В самолете по дороге в Москву, среди рева турбин, металлического трепета, блуждающего ленивого солнца Белосельцеву приснился сон. Будто он присутствует на концерте танцевального ансамбля Игоря Моисеева. Маэстро, в атласном трико, с обтянутыми мускулистыми ляжками, лысый, сухой, выносится на сцену. Вертится волчком, встает на пуанты, стремительный, блистательный. Вслед за ним выплывают русские девушки в кокошниках, сарафанах, с длинными косами. Струятся, как по воде, волнуя подолы, обращая в зал молодые свежие лица. Но на лицах – не улыбка, не милые ямочки, а неутешное горе, слезы, рыдания. Следом грузинские танцоры, лихие, стремительные, плещут рукавами, трясут папахами, вонзают в пол заостренные сапоги. Но вместо яростных кликов, молодецких сверкающих взоров – слезы, умоляющие взгляды, неутешная тоска и печаль. Узбекские танцовщицы, в радужных шелках, с чувственными животами, под грохот гулкого бубна, под рев воздетых труб, плещут браслетами, трясут монистами. Но вместо кокетливых подмигиваний и пленительных восточных улыбок – плач, стенания, неудержимые слезы. И все, кто ни выходит на сцену, – украинские усачи в шитых рубахах, выделывающие лихой гопак, белорусы в шароварах, танцующие под жалейки и дудки, киргизы в остроконечных шляпах из тонкой шерсти, – стенают и плачут, протягивают руки в одну сторону, кого-то умоляют, упрашивают. От них по пыльной дороге удаляется танковая колонна. Видна корма последнего танка, захлестанный буксирный трос, синяя гарь из двигателя. Белосельцев бежит за танком среди тюбетеек, папах и кокошников. Из танкового люка в ребристом шлеме появляется танкист с пыльным усталым лицом. Что-то говорит, нажимая тангенту. Белосельцев узнает в нем полковника Птицу, которому Главком подарил часы. Полковник говорит из люка: «Армия уходит от вас. Вы не оправдали доверие армии».
Белосельцев проснулся. Турбина сбросила обороты. Самолет шел на снижение. Стакан с нарзаном дребезжал в металлическом кольце.

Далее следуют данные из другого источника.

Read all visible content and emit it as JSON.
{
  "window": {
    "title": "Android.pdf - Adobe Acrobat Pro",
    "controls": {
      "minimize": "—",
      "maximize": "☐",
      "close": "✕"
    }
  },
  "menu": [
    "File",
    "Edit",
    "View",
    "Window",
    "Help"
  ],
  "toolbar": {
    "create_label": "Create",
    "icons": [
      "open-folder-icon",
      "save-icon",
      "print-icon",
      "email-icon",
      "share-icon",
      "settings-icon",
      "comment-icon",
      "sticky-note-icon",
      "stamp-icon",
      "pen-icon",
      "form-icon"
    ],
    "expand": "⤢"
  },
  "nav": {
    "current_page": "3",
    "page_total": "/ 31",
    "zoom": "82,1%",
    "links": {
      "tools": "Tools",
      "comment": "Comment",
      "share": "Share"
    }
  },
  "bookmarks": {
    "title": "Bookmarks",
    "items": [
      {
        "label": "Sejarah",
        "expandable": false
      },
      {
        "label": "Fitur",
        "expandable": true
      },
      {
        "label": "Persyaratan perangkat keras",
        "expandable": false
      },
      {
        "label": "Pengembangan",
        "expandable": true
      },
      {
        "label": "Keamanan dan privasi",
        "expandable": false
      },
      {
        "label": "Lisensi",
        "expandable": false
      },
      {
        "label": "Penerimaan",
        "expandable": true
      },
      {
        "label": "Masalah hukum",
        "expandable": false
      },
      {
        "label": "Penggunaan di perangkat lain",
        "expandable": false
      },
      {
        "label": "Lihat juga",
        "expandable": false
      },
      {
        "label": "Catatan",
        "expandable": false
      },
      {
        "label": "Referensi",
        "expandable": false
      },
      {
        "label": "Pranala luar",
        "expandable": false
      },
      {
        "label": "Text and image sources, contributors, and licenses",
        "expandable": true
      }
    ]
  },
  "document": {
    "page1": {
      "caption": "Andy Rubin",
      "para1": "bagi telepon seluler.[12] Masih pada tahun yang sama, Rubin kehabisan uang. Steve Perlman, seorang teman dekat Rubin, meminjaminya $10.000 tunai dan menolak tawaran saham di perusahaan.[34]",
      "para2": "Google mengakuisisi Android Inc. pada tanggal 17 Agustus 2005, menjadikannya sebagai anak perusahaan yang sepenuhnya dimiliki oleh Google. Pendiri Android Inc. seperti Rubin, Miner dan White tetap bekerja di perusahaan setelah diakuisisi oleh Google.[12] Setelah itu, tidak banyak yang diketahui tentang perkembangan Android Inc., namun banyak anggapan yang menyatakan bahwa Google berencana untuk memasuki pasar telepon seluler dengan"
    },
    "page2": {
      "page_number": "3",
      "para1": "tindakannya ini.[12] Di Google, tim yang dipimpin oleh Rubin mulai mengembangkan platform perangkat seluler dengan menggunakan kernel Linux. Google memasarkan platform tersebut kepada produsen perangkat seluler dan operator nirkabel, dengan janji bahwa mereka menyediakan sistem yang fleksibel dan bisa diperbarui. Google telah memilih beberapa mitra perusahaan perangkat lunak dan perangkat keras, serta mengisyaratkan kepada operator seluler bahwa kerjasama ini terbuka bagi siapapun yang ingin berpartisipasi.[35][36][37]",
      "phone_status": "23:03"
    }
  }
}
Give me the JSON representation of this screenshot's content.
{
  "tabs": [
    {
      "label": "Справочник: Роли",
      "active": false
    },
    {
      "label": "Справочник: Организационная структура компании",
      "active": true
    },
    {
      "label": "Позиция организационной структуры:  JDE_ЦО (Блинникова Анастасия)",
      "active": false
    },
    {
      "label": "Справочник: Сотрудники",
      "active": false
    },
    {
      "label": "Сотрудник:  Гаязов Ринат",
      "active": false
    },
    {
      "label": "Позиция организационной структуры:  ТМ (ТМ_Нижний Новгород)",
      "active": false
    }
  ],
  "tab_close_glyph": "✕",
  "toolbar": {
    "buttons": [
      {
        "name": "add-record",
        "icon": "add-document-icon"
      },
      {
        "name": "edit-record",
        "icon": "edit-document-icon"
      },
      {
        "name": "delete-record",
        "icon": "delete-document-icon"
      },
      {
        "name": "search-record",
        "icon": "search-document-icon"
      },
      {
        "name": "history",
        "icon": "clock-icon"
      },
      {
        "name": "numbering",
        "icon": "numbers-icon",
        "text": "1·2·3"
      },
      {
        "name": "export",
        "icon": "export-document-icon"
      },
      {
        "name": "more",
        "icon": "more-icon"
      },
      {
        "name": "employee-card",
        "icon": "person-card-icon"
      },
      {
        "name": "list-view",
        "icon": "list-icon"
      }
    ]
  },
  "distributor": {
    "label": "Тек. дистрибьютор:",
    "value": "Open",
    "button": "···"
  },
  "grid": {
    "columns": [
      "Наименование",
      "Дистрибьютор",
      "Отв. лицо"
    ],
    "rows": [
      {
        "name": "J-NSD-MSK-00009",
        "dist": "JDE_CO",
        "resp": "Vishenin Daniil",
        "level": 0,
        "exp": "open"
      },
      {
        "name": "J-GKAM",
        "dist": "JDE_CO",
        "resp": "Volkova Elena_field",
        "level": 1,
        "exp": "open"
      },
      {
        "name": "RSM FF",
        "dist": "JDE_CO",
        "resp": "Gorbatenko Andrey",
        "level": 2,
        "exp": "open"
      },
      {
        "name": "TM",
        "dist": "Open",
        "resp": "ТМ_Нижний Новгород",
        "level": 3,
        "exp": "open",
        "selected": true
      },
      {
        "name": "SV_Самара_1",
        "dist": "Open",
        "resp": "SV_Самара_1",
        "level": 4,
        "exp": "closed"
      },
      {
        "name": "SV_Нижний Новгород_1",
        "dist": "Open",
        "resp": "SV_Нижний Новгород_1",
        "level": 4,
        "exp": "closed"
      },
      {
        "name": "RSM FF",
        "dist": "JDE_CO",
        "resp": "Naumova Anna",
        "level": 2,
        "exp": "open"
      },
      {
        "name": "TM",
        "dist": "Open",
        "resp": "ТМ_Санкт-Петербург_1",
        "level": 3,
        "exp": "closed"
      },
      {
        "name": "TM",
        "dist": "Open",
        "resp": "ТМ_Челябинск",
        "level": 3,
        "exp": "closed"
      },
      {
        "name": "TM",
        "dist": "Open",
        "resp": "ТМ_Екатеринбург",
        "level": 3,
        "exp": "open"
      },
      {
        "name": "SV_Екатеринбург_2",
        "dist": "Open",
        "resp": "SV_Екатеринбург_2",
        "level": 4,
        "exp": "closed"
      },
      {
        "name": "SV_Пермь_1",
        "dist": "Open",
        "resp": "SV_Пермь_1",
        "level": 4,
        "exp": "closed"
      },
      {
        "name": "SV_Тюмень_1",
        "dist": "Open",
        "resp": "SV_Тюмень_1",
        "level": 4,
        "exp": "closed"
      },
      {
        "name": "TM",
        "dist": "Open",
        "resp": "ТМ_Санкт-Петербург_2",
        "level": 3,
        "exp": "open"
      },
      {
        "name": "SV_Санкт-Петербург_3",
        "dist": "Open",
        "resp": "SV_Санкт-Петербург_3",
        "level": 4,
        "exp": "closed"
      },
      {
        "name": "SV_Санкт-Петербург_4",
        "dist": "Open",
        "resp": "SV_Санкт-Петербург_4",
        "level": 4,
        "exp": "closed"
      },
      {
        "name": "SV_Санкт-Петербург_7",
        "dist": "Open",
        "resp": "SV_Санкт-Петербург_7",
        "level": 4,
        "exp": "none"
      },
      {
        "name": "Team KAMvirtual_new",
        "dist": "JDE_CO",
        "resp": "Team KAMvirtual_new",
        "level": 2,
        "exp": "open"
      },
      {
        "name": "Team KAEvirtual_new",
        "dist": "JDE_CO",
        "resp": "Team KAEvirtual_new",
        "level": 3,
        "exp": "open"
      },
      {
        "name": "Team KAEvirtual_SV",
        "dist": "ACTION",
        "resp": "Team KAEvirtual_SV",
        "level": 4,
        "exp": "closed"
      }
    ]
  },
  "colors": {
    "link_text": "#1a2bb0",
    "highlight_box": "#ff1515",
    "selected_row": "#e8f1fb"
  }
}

С аэродрома одна за другой стремительно уносились «Волги» с властными пассажирами, каждый из которых начинал нажимать кнопки радиотелефонов, связываясь с министерствами, штабами, отделами ЦК, узнавая новости, возвещая о своем появлении. Белосельцев, храня тревогу странного сна, молча смотрел, как приближается белый город. Словно вдали его поджидала толпа санитаров в белых халатах. Сошел на Пушкинской площади, отпуская серебристую, освободившуюся от него машину.
Площадь поразила его неузнаваемым видом. Пустая, без машин, с голым жарким асфальтом, окруженная милицией, с одиноким бронзовым Пушкиным, вокруг которого воздух дрожал металлическим блеском, словно пропитанный грозовым электричеством.
У края тротуара стоял неряшливый голубоглазый толстяк в спортивных штанах с огромным животом, он ел сочный помидор, вгрызаясь в него лошадиными зубами.
– Что происходит? – спросил у него Белосельцев.
– Народ хотит гражданскую войну учинить. Две демонстрации одна на другую прут. Коммунисты с демократами хочут морды друг другу побить. Крови дурной в народе скопилось, вот что, – и он сочно хлюпнул помидором, выдавив себе на живот красную гущу.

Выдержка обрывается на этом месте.